Amherst County High School Principal Derrick Brown played drums while walking alongside the school’s marching band with a bright smile as if the 2004 senior class president of ACHS was a teenager again.
A young boy in a blue hat was excited as an array of fire trucks passed by, walking up to the sidewalk’s edge and declaring for all to hear: “I like this parade.”
Of those festive scenes and many more during the First Annual First Responder Parade and Celebration in Amherst Saturday, one in particular town officials were thankful to see was the sun shining in a stretch of blue sky west of South Main Street, prevailing over the threat of rain and dark clouds.
While rain had poured across Central Virginia earlier in the day, by the parade’s start at 5 p.m. several hundred people lined South Main and Second streets and the event took off with just more than 50 parade entries, including many branches of law enforcement and public safety.
Town of Amherst Police Chief Bobby Shiflett and the town organized the new summer parade with a concert featuring country music singer Tommy Wood and a fireworks display following.
The parade included a new route kicking off from the Amherst Public Library, heading north up South Main Street, taking a right onto Second Street and ending at Second Stage Amherst, a measure town officials have said was aimed at easing traffic congestion on U.S. 60.
Jessica Martin, of Madison Heights, was among gatherers who enjoyed watching her daughter, Kaleigh Bennett, a rising freshman at Amherst County High School, play saxophone for the marching band.
“It’s good to have something to do to celebrate the Fourth,” Martin said.
Jackie Hodges, a Madison Heights resident and Bennett’s grandmother, said she usually attends the town’s Christmas parades and enjoyed the new summer parade.
“I think it’s great,” Hodges said. “You don’t have to go to Lynchburg and fight traffic.”
Sarah Norconk and Becca Bain, both of Amherst, brought their children to the parade and fireworks show that kicked off behind CVS in Amherst shortly after nightfall.
“It’s just something to do in the town,” Norconk said. “You don’t have to go too far.”
Bain said she liked the new parade route and thinks it works better.
“Everybody likes fireworks,” Bain said of the evening’s finale.
After the parade ended, a large crowd gathered at Second Stage Amherst and engaged in cordial conversations in the venue’s parking lot while waiting in line for free watermelon and ice cream.

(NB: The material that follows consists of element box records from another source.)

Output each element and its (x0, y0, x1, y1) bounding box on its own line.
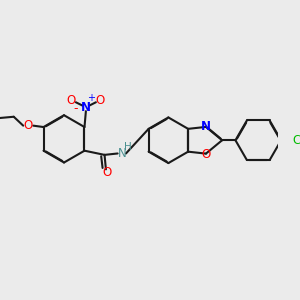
Text: H: H (124, 142, 132, 152)
Text: N: N (117, 147, 126, 160)
Text: -: - (73, 102, 78, 115)
Text: N: N (201, 120, 211, 133)
Text: O: O (67, 94, 76, 107)
Text: N: N (81, 100, 91, 113)
Text: O: O (96, 94, 105, 107)
Text: O: O (201, 148, 211, 161)
Text: O: O (103, 166, 112, 179)
Text: O: O (24, 119, 33, 132)
Text: +: + (87, 93, 94, 103)
Text: Cl: Cl (292, 134, 300, 147)
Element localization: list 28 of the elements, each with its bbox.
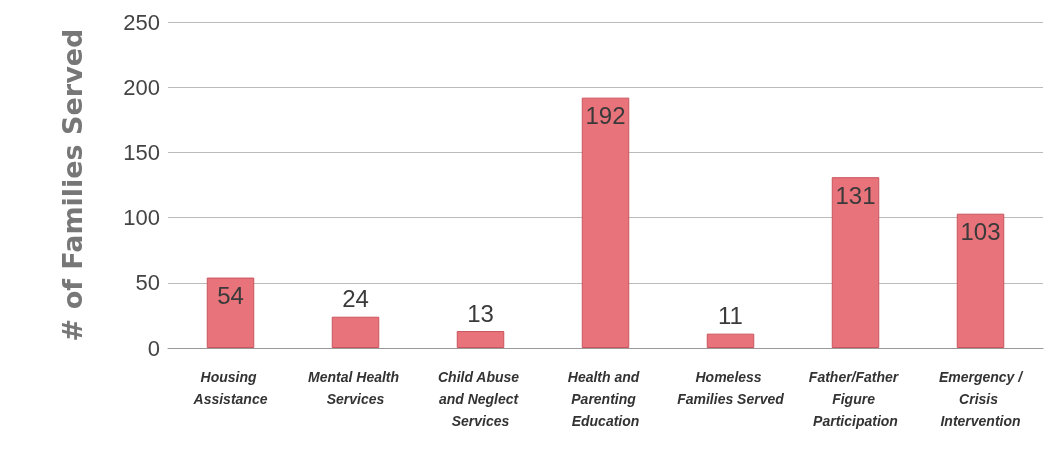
data-label: 13	[467, 299, 494, 327]
data-label: 131	[835, 181, 876, 209]
y-tick-label: 0	[147, 335, 160, 361]
bar	[706, 333, 755, 348]
y-tick-label: 200	[123, 74, 160, 100]
x-tick-label: Father/Father Figure Participation	[808, 369, 903, 429]
y-tick-label: 50	[135, 270, 160, 296]
bar	[581, 97, 630, 348]
y-axis-title: # of Families Served	[56, 28, 88, 342]
data-label: 103	[960, 218, 1001, 246]
x-tick-label: Health and Parenting Education	[567, 369, 644, 429]
y-tick-label: 150	[123, 139, 160, 165]
bar	[206, 277, 255, 348]
bar	[331, 316, 380, 348]
bar	[956, 213, 1005, 348]
x-tick-label: Emergency /Crisis Intervention	[938, 369, 1025, 429]
data-label: 192	[585, 102, 626, 130]
data-label: 24	[342, 285, 369, 313]
x-tick-label: Mental Health Services	[308, 369, 403, 407]
data-label: 54	[217, 282, 244, 310]
bar	[456, 331, 505, 348]
bar	[831, 177, 880, 348]
x-tick-label: Housing Assistance	[192, 369, 268, 407]
x-tick-label: Homeless Families Served	[677, 369, 785, 407]
data-label: 11	[718, 302, 743, 330]
y-tick-label: 100	[123, 205, 160, 231]
y-tick-label: 250	[123, 9, 160, 35]
x-tick-label: Child Abuse and Neglect Services	[437, 369, 524, 429]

Maggie Doll, who graduated from Amherst County High School more than a decade ago, said her nearly 2-year-old son especially enjoyed the parade and constant presence of fire trucks.
“He got to yell out ‘truck!’” Doll said. “Great day for him.”

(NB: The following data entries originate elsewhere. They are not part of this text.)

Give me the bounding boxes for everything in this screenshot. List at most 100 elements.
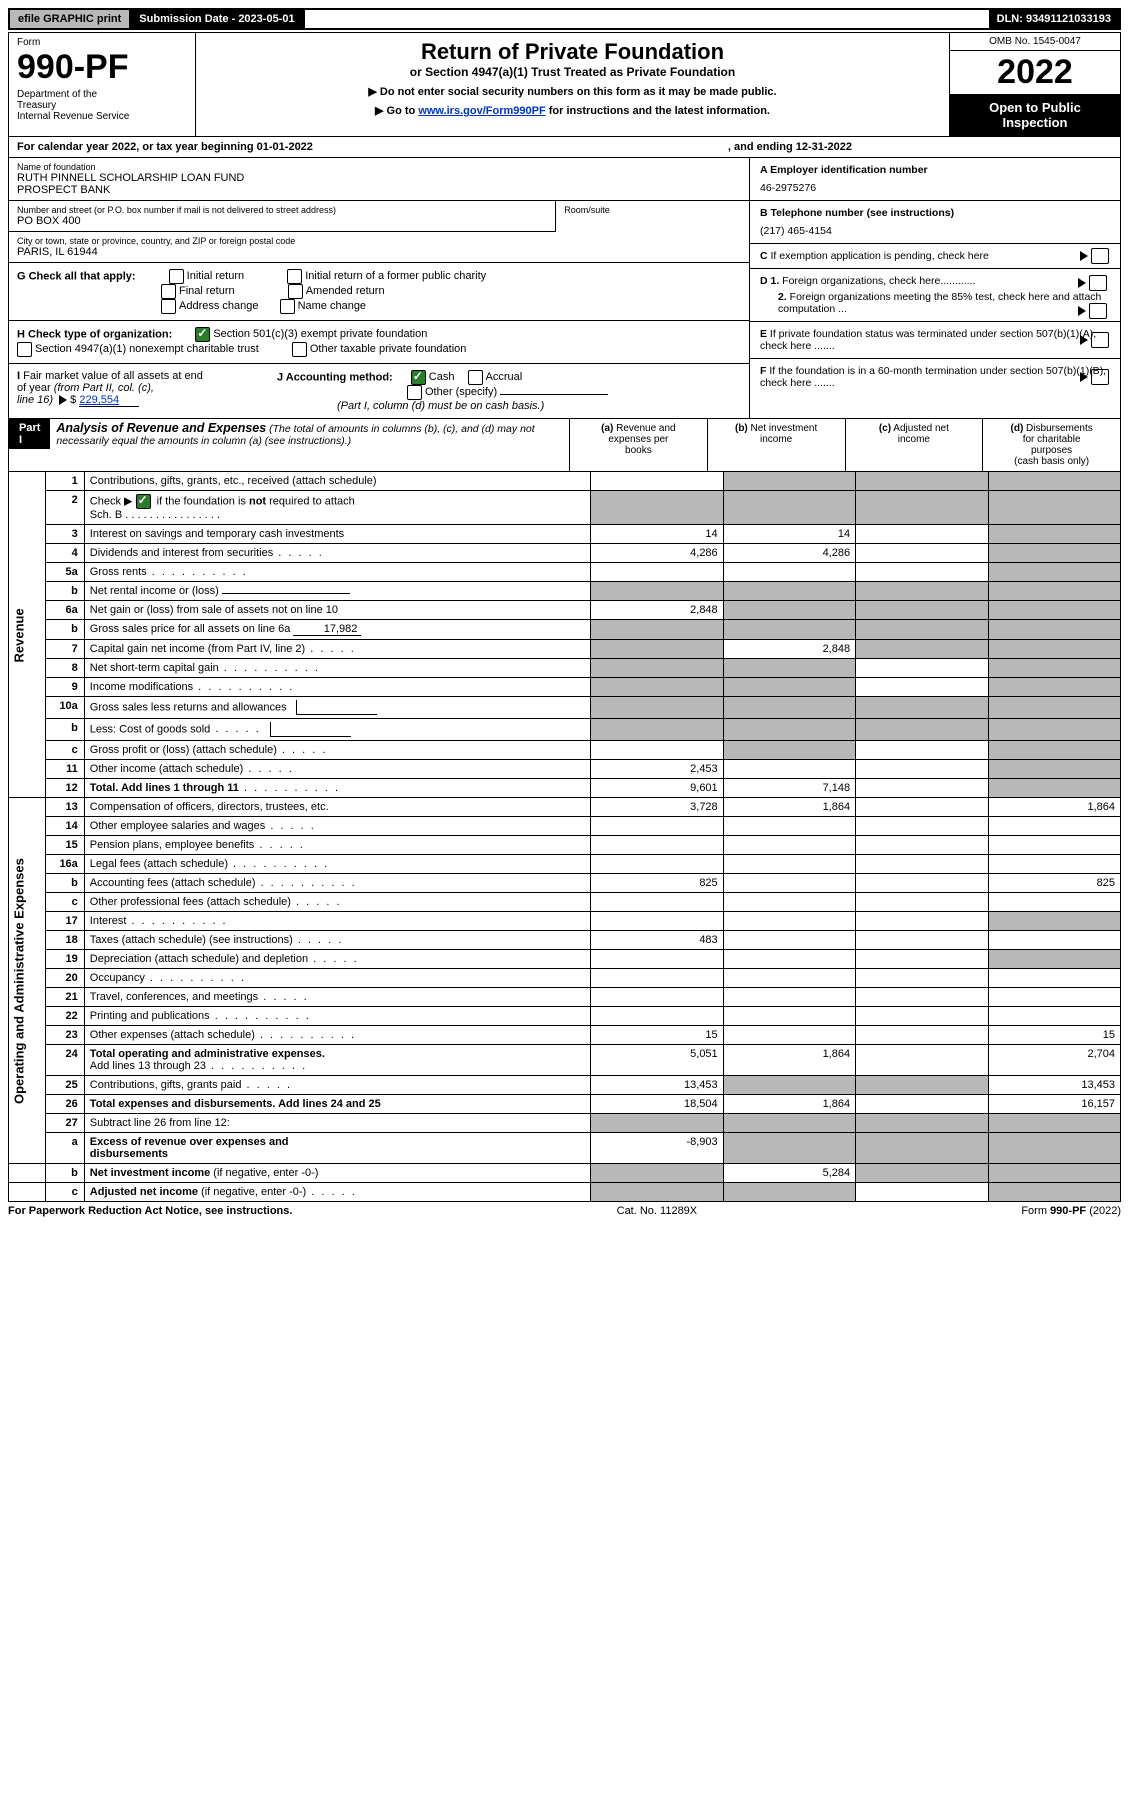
footer-right: Form 990-PF (2022) [1021,1205,1121,1217]
fmv-value[interactable]: 229,554 [79,394,139,407]
v12b: 7,148 [723,779,855,798]
line-27a: Excess of revenue over expenses anddisbu… [84,1133,590,1164]
v27a: -8,903 [591,1133,723,1164]
foundation-name-cell: Name of foundation RUTH PINNELL SCHOLARS… [9,158,749,201]
e-block: E If private foundation status was termi… [750,322,1120,359]
checkbox-address[interactable] [161,299,176,314]
line-9: Income modifications [84,678,590,697]
j-label: J Accounting method: [277,371,393,383]
v6a: 2,848 [591,601,723,620]
line-27c: Adjusted net income (if negative, enter … [84,1183,590,1202]
v24b: 1,864 [723,1045,855,1076]
v26a: 18,504 [591,1095,723,1114]
v13d: 1,864 [988,798,1120,817]
line-13: Compensation of officers, directors, tru… [84,798,590,817]
part1-desc: Analysis of Revenue and Expenses (The to… [50,419,569,449]
h-other-tax: Other taxable private foundation [310,343,467,355]
footer-mid: Cat. No. 11289X [617,1205,698,1217]
line-4: Dividends and interest from securities [84,544,590,563]
checkbox-d1[interactable] [1089,275,1107,291]
cal-end: , and ending 12-31-2022 [728,141,852,153]
tri-icon [59,395,67,405]
v13b: 1,864 [723,798,855,817]
checkbox-501c3[interactable] [195,327,210,342]
line-11: Other income (attach schedule) [84,760,590,779]
line-5a: Gross rents [84,563,590,582]
checkbox-amended[interactable] [288,284,303,299]
form-link[interactable]: www.irs.gov/Form990PF [418,105,545,117]
line-6b: Gross sales price for all assets on line… [84,620,590,640]
tri-icon [1080,251,1088,261]
line-14: Other employee salaries and wages [84,817,590,836]
line-18: Taxes (attach schedule) (see instruction… [84,931,590,950]
line-10c: Gross profit or (loss) (attach schedule) [84,741,590,760]
f-block: F If the foundation is in a 60-month ter… [750,359,1120,395]
open-public: Open to PublicInspection [950,94,1120,136]
form-title: Return of Private Foundation [202,39,943,65]
v3a: 14 [591,525,723,544]
line-15: Pension plans, employee benefits [84,836,590,855]
tri-icon [1078,306,1086,316]
tax-year: 2022 [950,51,1120,94]
g-address: Address change [179,300,259,312]
city-label: City or town, state or province, country… [17,236,741,246]
form-header: Form 990-PF Department of theTreasuryInt… [8,32,1121,137]
v7b: 2,848 [723,640,855,659]
cal-begin: For calendar year 2022, or tax year begi… [17,141,728,153]
v23d: 15 [988,1026,1120,1045]
instr-2-pre: ▶ Go to [375,105,418,117]
top-bar: efile GRAPHIC print Submission Date - 20… [8,8,1121,30]
l2-dots: . . . . . . . . . . . . . . . . [125,509,220,521]
d-block: D 1. Foreign organizations, check here..… [750,269,1120,322]
line-12: Total. Add lines 1 through 11 [84,779,590,798]
j-note: (Part I, column (d) must be on cash basi… [337,400,544,412]
v12a: 9,601 [591,779,723,798]
revenue-label: Revenue [9,472,46,798]
checkbox-other-method[interactable] [407,385,422,400]
v26b: 1,864 [723,1095,855,1114]
ein-block: A Employer identification number 46-2975… [750,158,1120,201]
checkbox-schb[interactable] [136,494,151,509]
v4a: 4,286 [591,544,723,563]
v16ba: 825 [591,874,723,893]
line-23: Other expenses (attach schedule) [84,1026,590,1045]
phone-label: B Telephone number (see instructions) [760,207,1110,219]
checkbox-other-tax[interactable] [292,342,307,357]
address: PO BOX 400 [17,215,547,227]
section-g: G Check all that apply: Initial return I… [9,263,749,321]
checkbox-f[interactable] [1091,369,1109,385]
checkbox-initial[interactable] [169,269,184,284]
checkbox-final[interactable] [161,284,176,299]
line-8: Net short-term capital gain [84,659,590,678]
g-initial: Initial return [187,270,244,282]
line-6a: Net gain or (loss) from sale of assets n… [84,601,590,620]
room-cell: Room/suite [555,201,749,232]
v25d: 13,453 [988,1076,1120,1095]
efile-label[interactable]: efile GRAPHIC print [10,10,131,28]
v24a: 5,051 [591,1045,723,1076]
checkbox-name-change[interactable] [280,299,295,314]
checkbox-d2[interactable] [1089,303,1107,319]
address-cell: Number and street (or P.O. box number if… [9,201,555,232]
other-specify[interactable] [500,394,608,395]
spacer [305,10,989,28]
c-block: C If exemption application is pending, c… [750,244,1120,269]
checkbox-4947[interactable] [17,342,32,357]
tri-icon [1080,372,1088,382]
tri-icon [1078,278,1086,288]
v27b: 5,284 [723,1164,855,1183]
instr-2-post: for instructions and the latest informat… [546,105,770,117]
checkbox-c[interactable] [1091,248,1109,264]
section-i: I Fair market value of all assets at end… [17,370,277,412]
v13a: 3,728 [591,798,723,817]
checkbox-initial-former[interactable] [287,269,302,284]
g-initial-former: Initial return of a former public charit… [305,270,486,282]
j-accrual: Accrual [486,371,523,383]
v25a: 13,453 [591,1076,723,1095]
checkbox-accrual[interactable] [468,370,483,385]
checkbox-cash[interactable] [411,370,426,385]
form-label: Form [17,37,187,48]
footer: For Paperwork Reduction Act Notice, see … [8,1205,1121,1217]
line-10a: Gross sales less returns and allowances [84,697,590,719]
checkbox-e[interactable] [1091,332,1109,348]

Doll said she recalled going to a summer parade in Amherst in the 1990s.
“I think it’s awesome,” she said of the town organizing an annual daytime summer parade. “It’s like a nice little community thing to do. I appreciate it.”

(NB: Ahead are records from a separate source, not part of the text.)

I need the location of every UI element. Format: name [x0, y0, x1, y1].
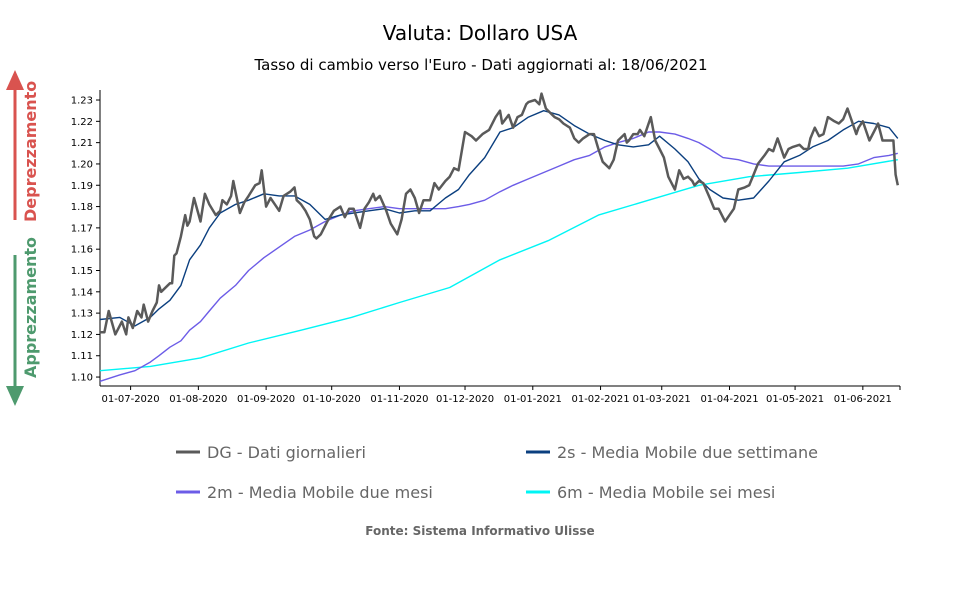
- x-tick-label: 01-08-2020: [169, 394, 227, 405]
- appreciation-indicator: Apprezzamento: [6, 237, 40, 406]
- x-ticks: 01-07-2020 01-08-2020 01-09-2020 01-10-2020…: [102, 386, 892, 405]
- y-tick-label: 1.13: [71, 309, 93, 320]
- y-tick-label: 1.21: [71, 138, 93, 149]
- x-tick-label: 01-02-2021: [571, 394, 629, 405]
- y-tick-label: 1.23: [71, 96, 93, 107]
- x-tick-label: 01-07-2020: [102, 394, 160, 405]
- y-tick-label: 1.11: [71, 351, 93, 362]
- x-tick-label: 01-09-2020: [237, 394, 295, 405]
- x-tick-label: 01-12-2020: [436, 394, 494, 405]
- y-tick-label: 1.22: [71, 117, 93, 128]
- legend-item-6m: 6m - Media Mobile sei mesi: [526, 483, 775, 502]
- series-line-6m: [99, 159, 898, 372]
- appreciation-label: Apprezzamento: [21, 237, 40, 378]
- x-tick-label: 01-05-2021: [766, 394, 824, 405]
- chart-title: Valuta: Dollaro USA: [383, 21, 578, 45]
- source-note: Fonte: Sistema Informativo Ulisse: [365, 524, 594, 538]
- y-tick-label: 1.19: [71, 181, 93, 192]
- y-tick-label: 1.18: [71, 202, 93, 213]
- legend-label: 2s - Media Mobile due settimane: [557, 443, 818, 462]
- chart-subtitle: Tasso di cambio verso l'Euro - Dati aggi…: [253, 56, 707, 74]
- x-tick-label: 01-06-2021: [834, 394, 892, 405]
- legend-item-2s: 2s - Media Mobile due settimane: [526, 443, 818, 462]
- y-tick-label: 1.20: [71, 159, 93, 170]
- depreciation-indicator: Deprezzamento: [6, 70, 40, 222]
- legend-label: 6m - Media Mobile sei mesi: [557, 483, 775, 502]
- y-tick-label: 1.10: [71, 373, 93, 384]
- y-tick-label: 1.14: [71, 287, 93, 298]
- legend: DG - Dati giornalieri 2s - Media Mobile …: [176, 443, 818, 502]
- y-tick-label: 1.15: [71, 266, 93, 277]
- series-line-dg: [100, 92, 900, 336]
- y-ticks: 1.10 1.11 1.12 1.13 1.14 1.15 1.16 1.17 1.18 1.19…: [71, 96, 100, 384]
- axes: [99, 90, 901, 390]
- y-tick-label: 1.12: [71, 330, 93, 341]
- legend-item-dg: DG - Dati giornalieri: [176, 443, 366, 462]
- x-tick-label: 01-01-2021: [504, 394, 562, 405]
- legend-item-2m: 2m - Media Mobile due mesi: [176, 483, 433, 502]
- legend-label: 2m - Media Mobile due mesi: [207, 483, 433, 502]
- x-tick-label: 01-11-2020: [370, 394, 428, 405]
- y-tick-label: 1.17: [71, 223, 93, 234]
- x-tick-label: 01-10-2020: [303, 394, 361, 405]
- depreciation-label: Deprezzamento: [21, 81, 40, 222]
- down-arrow-icon: [6, 386, 24, 406]
- legend-label: DG - Dati giornalieri: [207, 443, 366, 462]
- series-line-2s: [99, 110, 899, 327]
- series-line-2m: [99, 131, 898, 382]
- y-tick-label: 1.16: [71, 245, 93, 256]
- series-lines: [99, 92, 900, 382]
- up-arrow-icon: [6, 70, 24, 90]
- x-tick-label: 01-03-2021: [633, 394, 691, 405]
- x-tick-label: 01-04-2021: [700, 394, 758, 405]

Longtime Amherst resident Bill Wydner said he liked the new parade route.
“It was nice. Couldn’t have been no better,” Wydner said of the parade. “I enjoyed it. I hope they keep on doing it.”
The town plans to use the same route as it takes on organizing the annual Christmas parade. The Amherst Lions Club had organized the event for years but recently stepped down from the duties.
Amherst Town Councilwoman Sarah Ogden said she felt the parade went very well and she feels the new route served as a good trial run for the Christmas parade. She liked seeing local residents fill the streets and was glad the weather held up.
“I’m excited to see fireworks for the town so [residents] don’t have to travel to other localities,” Ogden said. “This is an awesome community event for the town.”